If a retrieved string matches one of the text values, the sensor maps it into the defined integer value ("reverse lookup") that is shown, for example, in data graphs. Depending on the integer, the sensor shows the according status and converts the integer back to the original string to show it as channel value. If the OID returns a string that the lookup definition does not contain, the sensor shows a Down status with a corresponding error message.

For example, you create an SNMP Custom String Lookup sensor, apply the example lookup definition from above (store it into the \lookups\custom subfolder of your PRTG installation), and the given OID returns the string Good . Then the sensor maps Good into the integer value 0 , shown in the live graph of the sensor, for example. According to the status definition state="Ok" , the sensor status is Up in this case. The integer 0 is converted back to the string Good which is shown as channel value.

Note: The string match is not case sensitive.

Note: Please use the lookup type SingleInt for this sensor. BitFields and ranges are not supported!

Note: If you imported an SNMP library (this is an oidlib file) that contains lookups (you can see this in section Lookup in the MIB Importer), you can define your own sensor states for returning values. Use the lookupname of the imported SNMP library as id parameter in a custom lookup definition. This overrides the lookups which an oidlib might contain with your own status definitions. See section Define Lookups—Customizing Lookups for details about this mechanism.

More

Knowledge Base: How do I find out what OID I need to use for a custom sensor?
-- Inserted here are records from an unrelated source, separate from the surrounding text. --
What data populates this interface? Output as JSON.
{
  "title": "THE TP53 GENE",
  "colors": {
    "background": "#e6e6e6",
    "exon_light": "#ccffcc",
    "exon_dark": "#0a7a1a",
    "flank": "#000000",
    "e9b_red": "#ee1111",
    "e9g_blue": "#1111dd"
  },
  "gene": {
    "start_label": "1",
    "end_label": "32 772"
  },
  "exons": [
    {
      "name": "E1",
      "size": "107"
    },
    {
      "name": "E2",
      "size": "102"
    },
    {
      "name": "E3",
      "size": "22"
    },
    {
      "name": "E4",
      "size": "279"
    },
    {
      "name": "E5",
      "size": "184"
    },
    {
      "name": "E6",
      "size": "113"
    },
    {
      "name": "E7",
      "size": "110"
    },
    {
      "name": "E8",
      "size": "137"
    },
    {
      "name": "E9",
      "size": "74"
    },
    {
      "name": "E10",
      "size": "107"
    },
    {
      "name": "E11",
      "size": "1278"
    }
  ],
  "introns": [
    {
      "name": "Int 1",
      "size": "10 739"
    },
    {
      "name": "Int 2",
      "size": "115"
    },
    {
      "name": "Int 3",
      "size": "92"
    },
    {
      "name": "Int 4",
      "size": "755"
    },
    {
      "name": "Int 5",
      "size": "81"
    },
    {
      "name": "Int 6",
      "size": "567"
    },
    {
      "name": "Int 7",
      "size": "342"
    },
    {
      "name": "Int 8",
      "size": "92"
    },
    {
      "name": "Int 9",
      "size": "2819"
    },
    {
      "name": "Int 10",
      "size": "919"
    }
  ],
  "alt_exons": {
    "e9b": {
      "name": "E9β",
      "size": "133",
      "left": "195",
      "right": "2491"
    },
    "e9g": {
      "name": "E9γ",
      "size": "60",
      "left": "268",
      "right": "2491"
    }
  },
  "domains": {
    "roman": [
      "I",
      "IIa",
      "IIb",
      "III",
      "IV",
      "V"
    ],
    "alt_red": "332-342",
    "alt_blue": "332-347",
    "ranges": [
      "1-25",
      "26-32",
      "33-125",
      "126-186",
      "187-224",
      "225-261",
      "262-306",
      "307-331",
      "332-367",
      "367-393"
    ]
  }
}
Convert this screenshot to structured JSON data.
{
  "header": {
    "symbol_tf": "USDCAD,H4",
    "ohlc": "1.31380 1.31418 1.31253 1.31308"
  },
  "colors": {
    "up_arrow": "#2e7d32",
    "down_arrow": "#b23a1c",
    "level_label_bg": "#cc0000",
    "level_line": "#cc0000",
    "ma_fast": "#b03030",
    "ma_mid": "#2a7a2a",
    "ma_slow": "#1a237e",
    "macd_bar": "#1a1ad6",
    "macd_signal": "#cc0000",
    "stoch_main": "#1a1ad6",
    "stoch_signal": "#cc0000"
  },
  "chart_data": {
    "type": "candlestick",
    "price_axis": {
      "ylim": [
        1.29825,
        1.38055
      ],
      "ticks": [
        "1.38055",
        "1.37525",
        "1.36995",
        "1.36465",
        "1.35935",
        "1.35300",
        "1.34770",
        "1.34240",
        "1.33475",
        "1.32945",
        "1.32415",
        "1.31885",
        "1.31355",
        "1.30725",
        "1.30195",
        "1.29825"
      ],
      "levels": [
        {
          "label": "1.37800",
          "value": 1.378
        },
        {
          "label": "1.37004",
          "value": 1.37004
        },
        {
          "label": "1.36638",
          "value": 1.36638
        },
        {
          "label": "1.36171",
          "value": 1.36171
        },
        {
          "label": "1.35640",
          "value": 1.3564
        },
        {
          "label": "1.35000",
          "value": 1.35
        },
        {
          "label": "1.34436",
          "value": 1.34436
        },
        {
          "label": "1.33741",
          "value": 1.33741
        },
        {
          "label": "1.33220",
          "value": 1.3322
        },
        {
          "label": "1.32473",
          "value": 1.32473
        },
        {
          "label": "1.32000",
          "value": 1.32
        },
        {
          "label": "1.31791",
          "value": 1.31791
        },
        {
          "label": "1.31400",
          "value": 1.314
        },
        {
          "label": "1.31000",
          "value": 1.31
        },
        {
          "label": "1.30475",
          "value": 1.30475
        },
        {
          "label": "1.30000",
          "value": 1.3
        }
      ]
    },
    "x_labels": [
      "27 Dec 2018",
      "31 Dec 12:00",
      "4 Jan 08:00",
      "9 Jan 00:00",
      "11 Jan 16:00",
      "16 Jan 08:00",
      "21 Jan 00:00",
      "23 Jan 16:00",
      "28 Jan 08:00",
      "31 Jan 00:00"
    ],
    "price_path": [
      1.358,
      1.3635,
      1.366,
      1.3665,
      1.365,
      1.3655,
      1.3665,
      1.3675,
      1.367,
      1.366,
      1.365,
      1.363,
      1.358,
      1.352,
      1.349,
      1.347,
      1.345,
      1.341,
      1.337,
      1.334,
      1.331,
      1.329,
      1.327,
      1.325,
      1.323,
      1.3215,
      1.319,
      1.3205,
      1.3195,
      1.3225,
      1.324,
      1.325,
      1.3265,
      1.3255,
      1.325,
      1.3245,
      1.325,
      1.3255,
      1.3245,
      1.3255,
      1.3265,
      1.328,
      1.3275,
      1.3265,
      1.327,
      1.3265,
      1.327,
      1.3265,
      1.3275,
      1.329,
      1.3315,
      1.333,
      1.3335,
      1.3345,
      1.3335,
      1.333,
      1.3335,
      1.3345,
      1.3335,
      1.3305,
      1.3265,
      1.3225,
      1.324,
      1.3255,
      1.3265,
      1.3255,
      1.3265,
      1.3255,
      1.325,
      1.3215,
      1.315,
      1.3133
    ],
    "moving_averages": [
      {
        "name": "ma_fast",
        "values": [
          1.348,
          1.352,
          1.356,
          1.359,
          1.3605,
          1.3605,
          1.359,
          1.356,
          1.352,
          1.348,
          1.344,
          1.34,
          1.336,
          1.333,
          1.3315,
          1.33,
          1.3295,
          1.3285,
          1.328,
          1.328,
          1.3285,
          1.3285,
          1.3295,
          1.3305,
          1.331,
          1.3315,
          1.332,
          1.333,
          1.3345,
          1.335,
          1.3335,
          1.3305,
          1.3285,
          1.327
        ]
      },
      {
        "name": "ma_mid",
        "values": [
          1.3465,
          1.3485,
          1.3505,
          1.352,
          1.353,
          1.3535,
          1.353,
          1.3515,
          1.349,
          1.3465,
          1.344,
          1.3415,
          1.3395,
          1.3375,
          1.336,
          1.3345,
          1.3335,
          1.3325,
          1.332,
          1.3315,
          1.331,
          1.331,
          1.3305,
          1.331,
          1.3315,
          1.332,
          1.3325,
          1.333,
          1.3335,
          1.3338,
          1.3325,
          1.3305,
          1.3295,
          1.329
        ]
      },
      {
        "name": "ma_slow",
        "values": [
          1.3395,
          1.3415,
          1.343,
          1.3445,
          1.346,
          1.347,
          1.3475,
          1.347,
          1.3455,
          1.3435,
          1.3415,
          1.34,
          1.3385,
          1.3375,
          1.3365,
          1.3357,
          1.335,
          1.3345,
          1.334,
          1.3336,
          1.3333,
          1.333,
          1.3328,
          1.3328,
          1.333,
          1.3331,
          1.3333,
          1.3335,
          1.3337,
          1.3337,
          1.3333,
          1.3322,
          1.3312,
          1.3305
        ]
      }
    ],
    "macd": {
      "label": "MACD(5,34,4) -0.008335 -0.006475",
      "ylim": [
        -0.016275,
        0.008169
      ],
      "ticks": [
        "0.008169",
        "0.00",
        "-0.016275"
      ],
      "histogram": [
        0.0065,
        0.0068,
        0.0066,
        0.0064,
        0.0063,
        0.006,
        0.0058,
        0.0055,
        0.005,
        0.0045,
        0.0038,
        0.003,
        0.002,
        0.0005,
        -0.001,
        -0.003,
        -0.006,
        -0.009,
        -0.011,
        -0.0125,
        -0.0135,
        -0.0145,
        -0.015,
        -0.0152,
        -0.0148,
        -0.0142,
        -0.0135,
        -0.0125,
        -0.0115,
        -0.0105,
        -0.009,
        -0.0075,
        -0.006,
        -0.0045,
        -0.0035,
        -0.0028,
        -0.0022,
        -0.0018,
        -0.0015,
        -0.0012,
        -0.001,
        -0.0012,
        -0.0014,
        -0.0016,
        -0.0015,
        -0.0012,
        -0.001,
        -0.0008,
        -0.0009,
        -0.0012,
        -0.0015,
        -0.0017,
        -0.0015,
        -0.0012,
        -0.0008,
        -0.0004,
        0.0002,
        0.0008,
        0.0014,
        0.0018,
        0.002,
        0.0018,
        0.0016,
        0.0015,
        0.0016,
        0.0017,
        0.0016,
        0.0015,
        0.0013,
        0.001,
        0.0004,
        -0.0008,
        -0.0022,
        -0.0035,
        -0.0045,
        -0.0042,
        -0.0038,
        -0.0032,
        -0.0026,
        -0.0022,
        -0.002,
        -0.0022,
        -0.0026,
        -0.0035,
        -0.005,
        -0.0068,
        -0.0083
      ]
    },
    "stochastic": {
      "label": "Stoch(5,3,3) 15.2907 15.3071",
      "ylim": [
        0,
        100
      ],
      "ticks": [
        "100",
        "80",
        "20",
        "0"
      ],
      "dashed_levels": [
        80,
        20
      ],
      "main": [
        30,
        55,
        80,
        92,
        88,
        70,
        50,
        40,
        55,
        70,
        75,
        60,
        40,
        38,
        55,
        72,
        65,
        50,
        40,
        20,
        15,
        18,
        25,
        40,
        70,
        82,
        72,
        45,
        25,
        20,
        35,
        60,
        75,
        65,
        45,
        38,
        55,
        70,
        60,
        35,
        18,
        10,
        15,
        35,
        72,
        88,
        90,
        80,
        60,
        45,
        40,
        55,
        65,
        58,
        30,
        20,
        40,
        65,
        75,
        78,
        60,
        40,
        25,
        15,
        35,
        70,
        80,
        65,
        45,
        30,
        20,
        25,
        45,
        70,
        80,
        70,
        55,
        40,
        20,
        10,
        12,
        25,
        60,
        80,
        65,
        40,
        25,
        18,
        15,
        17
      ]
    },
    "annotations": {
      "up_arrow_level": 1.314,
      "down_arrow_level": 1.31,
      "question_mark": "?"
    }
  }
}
Knowledge Base: My SNMP sensors don't work. What can I do?

Edit Sensor Channels

To change display settings, spike filter, and limits, switch to the sensor's Overview tab and click the gear icon of a specific channel. For detailed information, please see the Sensor Channels Settings section.

Notifications

Click the Notifications tab to change notification triggers. For detailed information, please see the Sensor Notifications Settings section.

Others

For more general information about settings, please see the Object Settings section.